The other day, we received this year’s Christmas card from Judy and Paul. Kathy read it right away and gave it to me because she thought I ought to see it before February. Turns out that this year Paul and Judy lost another child, their second son Dana, who died when his car was hit head on by another driver who’d fallen asleep on a country road in South Carolina. He was 58. We’re not supposed to bury our children, and to do it not once, but twice??? “Our Christian faith sustains us daily,” they said.
“Yea, though I walk through the Valley of the Shadow of Death, I will fear no evil, for thou art with me, thy rod and thy staff, they comfort me,” wrote Shepherd Boy David, while he kept watch over his flock by night. If there is one too few around the Christmas tree in your home this year, think of that Shepherd Staff this Christmastide.
Did you ever wonder what became of the sheep those Bethlehem Shepherds abandoned when they raced off to the stable to see the newborn King? Heywood Broun, a New York journalist from the early years of the twentieth century, has an answer. One shepherd named Amos refused to follow his friends to Bethlehem.
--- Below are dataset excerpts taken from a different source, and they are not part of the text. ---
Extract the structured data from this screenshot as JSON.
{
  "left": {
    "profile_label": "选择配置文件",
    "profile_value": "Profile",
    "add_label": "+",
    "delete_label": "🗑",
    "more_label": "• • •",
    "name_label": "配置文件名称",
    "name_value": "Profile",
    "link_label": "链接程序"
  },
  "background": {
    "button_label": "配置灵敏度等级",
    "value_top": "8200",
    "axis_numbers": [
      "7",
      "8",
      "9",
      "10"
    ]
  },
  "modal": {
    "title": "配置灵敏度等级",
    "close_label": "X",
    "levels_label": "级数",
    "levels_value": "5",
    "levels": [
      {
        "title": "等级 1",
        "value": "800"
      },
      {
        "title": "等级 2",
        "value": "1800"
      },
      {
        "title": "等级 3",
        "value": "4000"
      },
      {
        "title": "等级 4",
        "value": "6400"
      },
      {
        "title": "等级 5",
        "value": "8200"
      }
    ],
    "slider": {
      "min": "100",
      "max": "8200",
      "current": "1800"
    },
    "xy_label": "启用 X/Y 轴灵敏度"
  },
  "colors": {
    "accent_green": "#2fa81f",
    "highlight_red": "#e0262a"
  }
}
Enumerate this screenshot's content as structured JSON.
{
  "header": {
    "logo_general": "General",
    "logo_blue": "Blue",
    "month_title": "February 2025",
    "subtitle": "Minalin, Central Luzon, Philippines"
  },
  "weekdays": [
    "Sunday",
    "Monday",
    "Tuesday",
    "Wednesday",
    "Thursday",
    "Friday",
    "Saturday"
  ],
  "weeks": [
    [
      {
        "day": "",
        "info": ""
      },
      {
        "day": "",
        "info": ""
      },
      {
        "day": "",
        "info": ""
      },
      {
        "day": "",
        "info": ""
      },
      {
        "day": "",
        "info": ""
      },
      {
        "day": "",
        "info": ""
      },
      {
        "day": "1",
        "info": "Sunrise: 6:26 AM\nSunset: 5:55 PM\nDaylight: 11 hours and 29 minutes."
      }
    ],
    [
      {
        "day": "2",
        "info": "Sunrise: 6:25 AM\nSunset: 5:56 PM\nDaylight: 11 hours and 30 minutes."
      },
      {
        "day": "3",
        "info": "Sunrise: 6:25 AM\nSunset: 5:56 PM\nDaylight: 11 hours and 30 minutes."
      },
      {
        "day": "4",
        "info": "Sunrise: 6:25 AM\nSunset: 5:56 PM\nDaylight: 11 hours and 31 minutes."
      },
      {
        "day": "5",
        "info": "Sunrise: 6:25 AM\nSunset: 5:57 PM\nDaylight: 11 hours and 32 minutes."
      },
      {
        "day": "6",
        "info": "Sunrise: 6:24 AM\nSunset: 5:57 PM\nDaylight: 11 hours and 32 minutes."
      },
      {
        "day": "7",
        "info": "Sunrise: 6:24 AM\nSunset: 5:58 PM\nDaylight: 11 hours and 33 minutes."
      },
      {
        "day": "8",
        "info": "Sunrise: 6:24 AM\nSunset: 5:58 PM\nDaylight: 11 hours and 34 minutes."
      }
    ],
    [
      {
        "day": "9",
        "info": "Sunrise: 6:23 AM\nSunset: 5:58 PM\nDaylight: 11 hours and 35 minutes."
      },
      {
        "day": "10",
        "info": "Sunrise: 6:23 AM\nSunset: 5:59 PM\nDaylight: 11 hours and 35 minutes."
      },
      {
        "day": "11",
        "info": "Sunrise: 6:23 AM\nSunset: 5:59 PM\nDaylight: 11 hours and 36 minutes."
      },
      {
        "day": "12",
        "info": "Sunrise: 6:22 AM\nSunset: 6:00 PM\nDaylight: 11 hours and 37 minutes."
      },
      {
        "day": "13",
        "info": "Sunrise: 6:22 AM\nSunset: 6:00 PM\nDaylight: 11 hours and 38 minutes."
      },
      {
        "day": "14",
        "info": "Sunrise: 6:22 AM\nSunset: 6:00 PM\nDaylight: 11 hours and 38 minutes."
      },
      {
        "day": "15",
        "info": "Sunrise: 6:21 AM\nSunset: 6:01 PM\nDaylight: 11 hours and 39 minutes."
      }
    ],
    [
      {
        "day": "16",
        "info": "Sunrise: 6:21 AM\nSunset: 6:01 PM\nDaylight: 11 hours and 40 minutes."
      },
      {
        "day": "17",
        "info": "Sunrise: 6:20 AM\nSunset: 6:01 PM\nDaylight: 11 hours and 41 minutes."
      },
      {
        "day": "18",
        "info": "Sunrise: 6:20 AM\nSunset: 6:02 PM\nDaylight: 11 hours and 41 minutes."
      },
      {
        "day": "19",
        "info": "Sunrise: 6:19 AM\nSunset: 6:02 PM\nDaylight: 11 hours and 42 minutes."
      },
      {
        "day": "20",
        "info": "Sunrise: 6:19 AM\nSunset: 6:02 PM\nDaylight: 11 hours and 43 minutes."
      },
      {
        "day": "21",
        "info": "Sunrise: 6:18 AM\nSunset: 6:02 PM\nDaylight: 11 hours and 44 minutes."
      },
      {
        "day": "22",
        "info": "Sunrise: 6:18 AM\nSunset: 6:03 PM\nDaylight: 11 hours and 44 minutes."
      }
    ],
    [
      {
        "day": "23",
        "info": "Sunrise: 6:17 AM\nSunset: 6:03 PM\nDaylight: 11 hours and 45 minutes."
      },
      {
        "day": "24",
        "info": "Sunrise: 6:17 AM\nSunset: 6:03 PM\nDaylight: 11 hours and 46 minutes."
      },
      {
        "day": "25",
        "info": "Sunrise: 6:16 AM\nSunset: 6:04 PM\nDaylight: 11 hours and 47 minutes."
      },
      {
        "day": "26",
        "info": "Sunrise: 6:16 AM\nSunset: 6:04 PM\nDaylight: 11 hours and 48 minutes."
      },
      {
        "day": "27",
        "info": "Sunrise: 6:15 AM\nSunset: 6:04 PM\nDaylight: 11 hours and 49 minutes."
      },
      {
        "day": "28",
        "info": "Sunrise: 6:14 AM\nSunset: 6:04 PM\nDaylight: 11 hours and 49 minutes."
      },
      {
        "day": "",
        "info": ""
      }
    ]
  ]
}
They were surprised and disappointed. “Amos, you heard the angel with your own ears. A Savior is born this night, in Bethlehem, two miles away! On this night of nights, we shall see new glories at the throne of God, and you, Amos, you will see sheep.”
Amos just jabbed his shepherd’s crook deeply into the turf and gripped it fiercely. “I have a hundred sheep,” he said. “They need me. The angel scares the sheep. The angel shines too much. The sheep don’t need an angel. They need a shepherd. God is busy in Bethlehem. He has no time for a hundred sheep. I’ll stay here with my sheep.”
When the other shepherds returned from Bethlehem the next morning, they told Amos about the manger and the wise men and the gifts of gold and frankincense and myrrh. They asked, “And what wonders did you see this night of nights, Amos?” Amos said, “Now my hundred are a hundred and one. And he showed them a little lamb, born just before dawn. “And for this birth, Amos, was there a great voice from heaven?” Amos said, “To my heart, there came a whisper.”
Maybe this Christmas, you’ll see fleeting phantasms of phosphorescence flashing among the stars in the night sky, and hear a choir of angels singing “Glory, Glory, Glory!” in voices even more celestial than Miya’s and Alyssa’s and Kelsey’s. Or maybe you’ll hear just a whisper. And maybe the whisper will be enough.
Heywood Broun, A Shepherd, a pamphlet-sized book published privately in 1926. The New York Times reprinted the story on Christmas Eve, 1973.